付録1 経営学の変遷―組織論と戦略論の前史


2 戦略論の変遷


・経営計画論…組織の業務を無駄なく遂行し、組織体に明るい未来をもたらすためには一定の手続きを経てきちんとした計画が立てられなければならない。


・初期の経営計画論では予算管理と財務管理が強調された。


・第二次世界大戦後のアメリカ企業ではより長期的視野に立って投資計画と資金調達を考える必要があることを認識した。


・長期経営計画の出発点は販売予測で、これは過去の時系列的変化の把握に依存する。


・長期経営計画は高度に多角化された企業にとっては相対的に活用が難しいことが分かってきた。


・長期経営計画の強調は、戦略性の欠如の指標とさえいわれるほどである。


・経営計画論が壁にぶつかった時に、戦略論が確立されきた。
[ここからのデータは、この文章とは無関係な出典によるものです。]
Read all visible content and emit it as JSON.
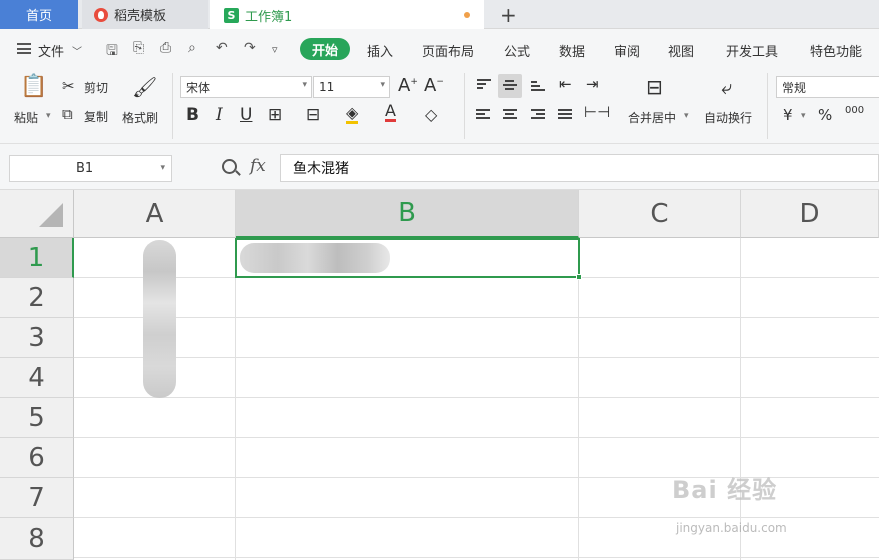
{
  "tabs": {
    "home": "首页",
    "templates": "稻壳模板",
    "workbook": "工作簿1",
    "workbook_icon": "S"
  },
  "menu": {
    "file": "文件",
    "items": [
      "开始",
      "插入",
      "页面布局",
      "公式",
      "数据",
      "审阅",
      "视图",
      "开发工具",
      "特色功能"
    ]
  },
  "ribbon": {
    "paste": "粘贴",
    "cut": "剪切",
    "copy": "复制",
    "format_painter": "格式刷",
    "font_name": "宋体",
    "font_size": "11",
    "merge_center": "合并居中",
    "wrap_text": "自动换行",
    "number_format": "常规",
    "currency_symbol": "¥",
    "percent_symbol": "%",
    "thousands_symbol": "000"
  },
  "formula_bar": {
    "name_box": "B1",
    "fx": "fx",
    "content": "鱼木混猪"
  },
  "grid": {
    "columns": [
      "A",
      "B",
      "C",
      "D"
    ],
    "rows": [
      "1",
      "2",
      "3",
      "4",
      "5",
      "6",
      "7",
      "8"
    ],
    "selected_cell": "B1",
    "accent_color": "#2f9a4e"
  },
  "watermark": {
    "main": "Bai 经验",
    "sub": "jingyan.baidu.com"
  }
}
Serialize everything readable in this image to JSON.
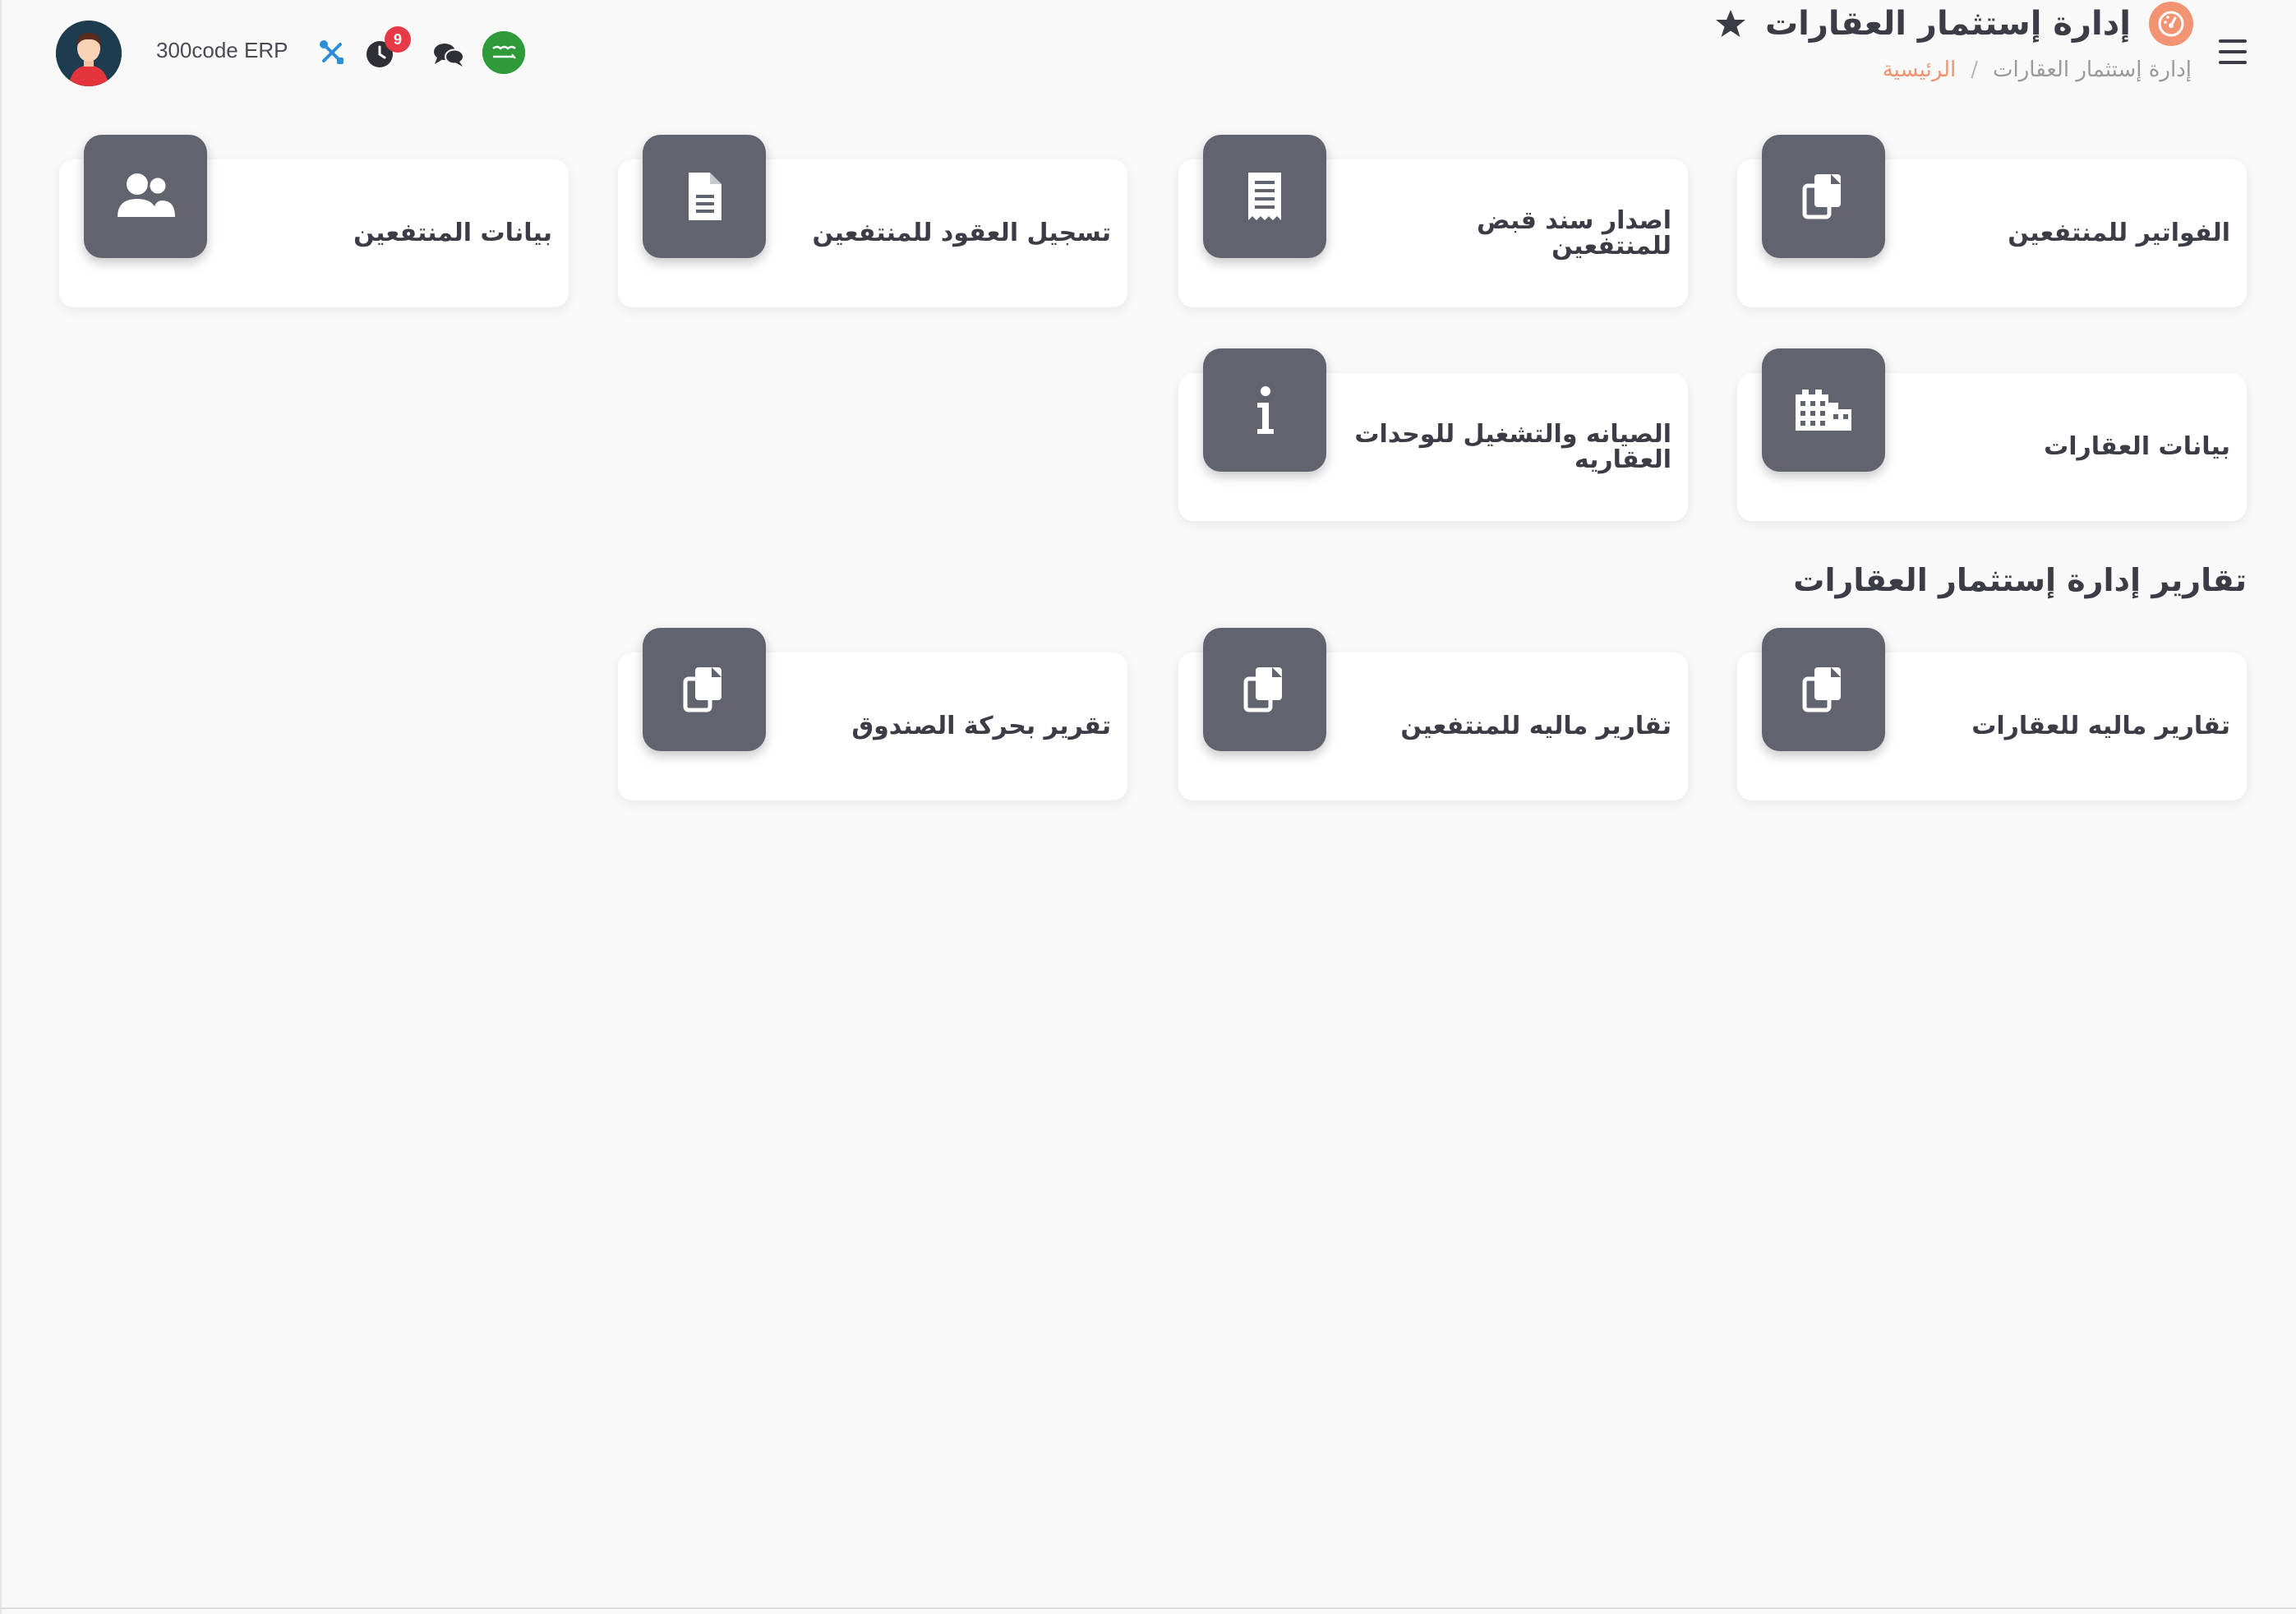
{
  "header": {
    "title": "إدارة إستثمار العقارات",
    "breadcrumb": {
      "home": "الرئيسية",
      "separator": "/",
      "current": "إدارة إستثمار العقارات"
    },
    "brand": "300code ERP",
    "notification_count": "9",
    "accent_color": "#f29474"
  },
  "main_cards": [
    {
      "label": "الفواتير للمنتفعين",
      "icon": "copy-icon"
    },
    {
      "label": "اصدار سند قبض للمنتفعين",
      "icon": "receipt-icon"
    },
    {
      "label": "تسجيل العقود للمنتفعين",
      "icon": "file-icon"
    },
    {
      "label": "بيانات المنتفعين",
      "icon": "users-icon"
    },
    {
      "label": "بيانات العقارات",
      "icon": "building-icon"
    },
    {
      "label": "الصيانه والتشغيل للوحدات العقاريه",
      "icon": "info-icon"
    }
  ],
  "reports": {
    "title": "تقارير إدارة إستثمار العقارات",
    "cards": [
      {
        "label": "تقارير ماليه للعقارات",
        "icon": "copy-icon"
      },
      {
        "label": "تقارير ماليه للمنتفعين",
        "icon": "copy-icon"
      },
      {
        "label": "تقرير بحركة الصندوق",
        "icon": "copy-icon"
      }
    ]
  },
  "colors": {
    "card_icon_bg": "#61636f",
    "notification_badge": "#e83a46",
    "tools_icon": "#2a8fd6"
  }
}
大きな役割を果たしてきたのは次の三人である。


・ピーター・ドラッガー…疑いなく20世紀の経営思想の第一人者で著書で事業定義の考え方を詳細に論じ、ドメイン戦略論の先駆けとなった。


・ケネス・アンドリュース…著書で戦略の基礎概念や環境の機会と脅威それに基づくSWOT分析など議論に起源を持つ概念や分析手法がたくさん紹介されている。


・イゴール・アンゾフ…戦略的意思決定を合理的に進めるためのモデルを開発し、ギャップ分析とシナジー(相乗効果)の概念がその基盤であった。このモデルは絶え間ない環境変化の中で拡大的多角化を目指す企業にとって特に有効とみなされてきた。


・以前の「作れば売れる」「売れれば儲かる」という時代ではなくなり、より意識的な市場開拓と利益の確保とが重要課題となった。


・成長の鈍化のもう一つの重要な帰結は、企業における多角化の推進という課題である。


・この環境下で長期経営計画は役に立たなくなり、ビジネス分野ごとに戦略をセグメント化するという考え方が浮上してくる。